Regarding the effect of education, if education is an indicator of social status, the results show that users of higher social status are using the service more frequently. This interpretation is not plausible for at least two reasons. First, the income variable, which is often highly correlated with social status, did not affect the frequency of service use (Table 6). Second, the educational level of a significant majority of users was at or lower that high school education, hardly a measure of social status. A more convincing interpretation of the effect of education on frequency of service use is that users with higher levels of education are more informed citizens who are more likely to use the services or opportunities available in their communities.

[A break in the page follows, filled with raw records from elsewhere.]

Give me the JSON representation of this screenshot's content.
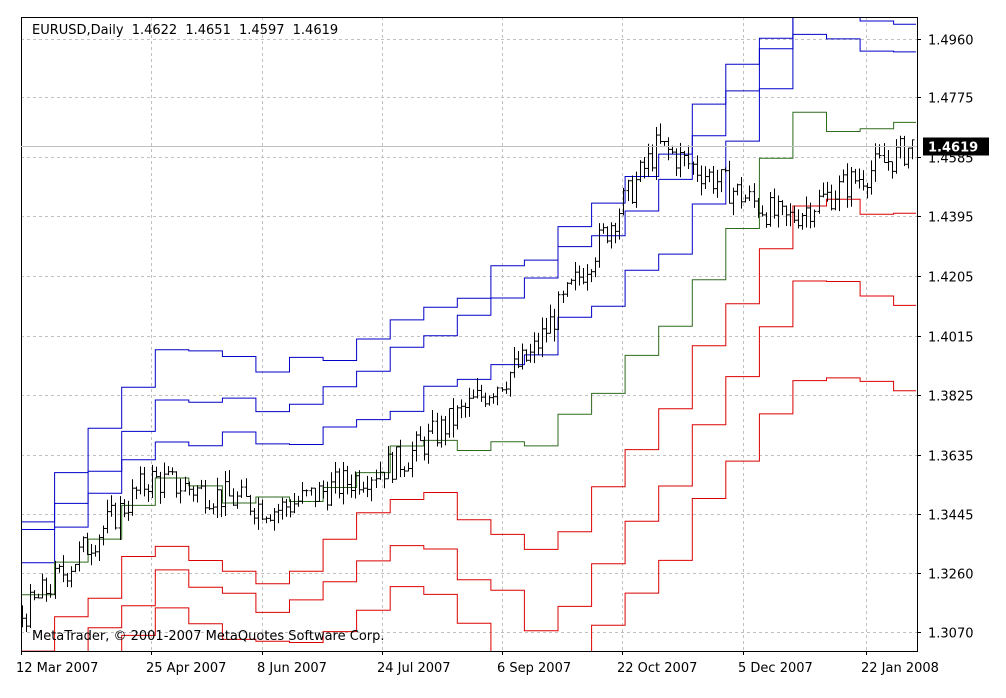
{
  "header": {
    "symbol": "EURUSD,Daily",
    "open": "1.4622",
    "high": "1.4651",
    "low": "1.4597",
    "close": "1.4619"
  },
  "copyright": "MetaTrader, © 2001-2007 MetaQuotes Software Corp.",
  "price_tag": "1.4619",
  "colors": {
    "background": "#ffffff",
    "grid": "#c0c0c0",
    "price_bars": "#000000",
    "middle_line": "#2e6b1e",
    "upper_bands": "#0000c8",
    "lower_bands": "#dd0000",
    "price_tag_bg": "#000000",
    "price_tag_text": "#ffffff"
  },
  "chart_data": {
    "type": "line",
    "title": "EURUSD,Daily",
    "ylim": [
      1.301,
      1.503
    ],
    "y_ticks": [
      "1.4960",
      "1.4775",
      "1.4585",
      "1.4395",
      "1.4205",
      "1.4015",
      "1.3825",
      "1.3635",
      "1.3445",
      "1.3260",
      "1.3070"
    ],
    "x_ticks": [
      "12 Mar 2007",
      "25 Apr 2007",
      "8 Jun 2007",
      "24 Jul 2007",
      "6 Sep 2007",
      "22 Oct 2007",
      "5 Dec 2007",
      "22 Jan 2008"
    ],
    "grid": true,
    "current_price": 1.4619,
    "ohlc": {
      "x": [
        "12 Mar 2007",
        "25 Apr 2007",
        "8 Jun 2007",
        "24 Jul 2007",
        "6 Sep 2007",
        "22 Oct 2007",
        "5 Dec 2007",
        "22 Jan 2008"
      ],
      "close": [
        1.312,
        1.356,
        1.346,
        1.362,
        1.395,
        1.462,
        1.438,
        1.4619
      ]
    },
    "series": [
      {
        "role": "middle",
        "color": "#2e6b1e",
        "x": [
          "12 Mar 2007",
          "25 Apr 2007",
          "8 Jun 2007",
          "24 Jul 2007",
          "6 Sep 2007",
          "22 Oct 2007",
          "5 Dec 2007",
          "22 Jan 2008"
        ],
        "values": [
          1.319,
          1.357,
          1.346,
          1.367,
          1.368,
          1.405,
          1.47,
          1.466
        ]
      },
      {
        "role": "upper-1",
        "color": "#0000c8",
        "x": [
          "12 Mar 2007",
          "25 Apr 2007",
          "8 Jun 2007",
          "24 Jul 2007",
          "6 Sep 2007",
          "22 Oct 2007",
          "5 Dec 2007",
          "22 Jan 2008"
        ],
        "values": [
          1.331,
          1.369,
          1.367,
          1.381,
          1.399,
          1.428,
          1.496,
          1.493
        ]
      },
      {
        "role": "upper-2",
        "color": "#0000c8",
        "x": [
          "12 Mar 2007",
          "25 Apr 2007",
          "8 Jun 2007",
          "24 Jul 2007",
          "6 Sep 2007",
          "22 Oct 2007",
          "5 Dec 2007",
          "22 Jan 2008"
        ],
        "values": [
          1.34,
          1.38,
          1.378,
          1.398,
          1.423,
          1.45,
          1.502,
          1.5
        ]
      },
      {
        "role": "upper-3",
        "color": "#0000c8",
        "x": [
          "12 Mar 2007",
          "25 Apr 2007",
          "8 Jun 2007",
          "24 Jul 2007",
          "6 Sep 2007",
          "22 Oct 2007",
          "5 Dec 2007",
          "22 Jan 2008"
        ],
        "values": [
          1.345,
          1.398,
          1.39,
          1.408,
          1.427,
          1.462,
          1.508,
          1.507
        ]
      },
      {
        "role": "lower-1",
        "color": "#dd0000",
        "x": [
          "12 Mar 2007",
          "25 Apr 2007",
          "8 Jun 2007",
          "24 Jul 2007",
          "6 Sep 2007",
          "22 Oct 2007",
          "5 Dec 2007",
          "22 Jan 2008"
        ],
        "values": [
          1.3,
          1.337,
          1.323,
          1.355,
          1.332,
          1.38,
          1.446,
          1.44
        ]
      },
      {
        "role": "lower-2",
        "color": "#dd0000",
        "x": [
          "12 Mar 2007",
          "25 Apr 2007",
          "8 Jun 2007",
          "24 Jul 2007",
          "6 Sep 2007",
          "22 Oct 2007",
          "5 Dec 2007",
          "22 Jan 2008"
        ],
        "values": [
          1.29,
          1.326,
          1.312,
          1.339,
          1.308,
          1.357,
          1.419,
          1.41
        ]
      },
      {
        "role": "lower-3",
        "color": "#dd0000",
        "x": [
          "12 Mar 2007",
          "25 Apr 2007",
          "8 Jun 2007",
          "24 Jul 2007",
          "6 Sep 2007",
          "22 Oct 2007",
          "5 Dec 2007",
          "22 Jan 2008"
        ],
        "values": [
          1.28,
          1.313,
          1.299,
          1.323,
          1.285,
          1.333,
          1.388,
          1.383
        ]
      }
    ]
  }
}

By construction, the individuals in our sample were all service users, which has limited the analysis and its implications. Data on those who were aware of the service but did not use it would have provided a better understanding of usage factors. Also, as a relatively new service, repeated use by individual users is likely to increase over time, which may yield greater observed variation in frequency of use to assist discrimination among significant predictors.
This study examined the success of the NH Connections service in enhancing rural and northern communities' access to healthcare services, in particular among those with limited means and resources. Overall, the Connections service appears to have reached to people with medical need and those of lower economic status in terms of employment, who may otherwise have found it difficult to access healthcare services outside their communities. Therefore, as an innovative healthcare policy, the Connections service model may be useful in other rural and remote jurisdictions.
Ultimately, however, enhanced access to needed health care should result in improved health. Therefore, a follow-up study on actual health improvement among the Connections service clients would be valuable. An equally important analysis yet to be undertaken is a cost-effectiveness assessment of this service compared with available alternatives.
Funding was obtained from the Northern Health Authority of British Columbia for an evaluation of the service. This article uses some of the data collected for that evaluation.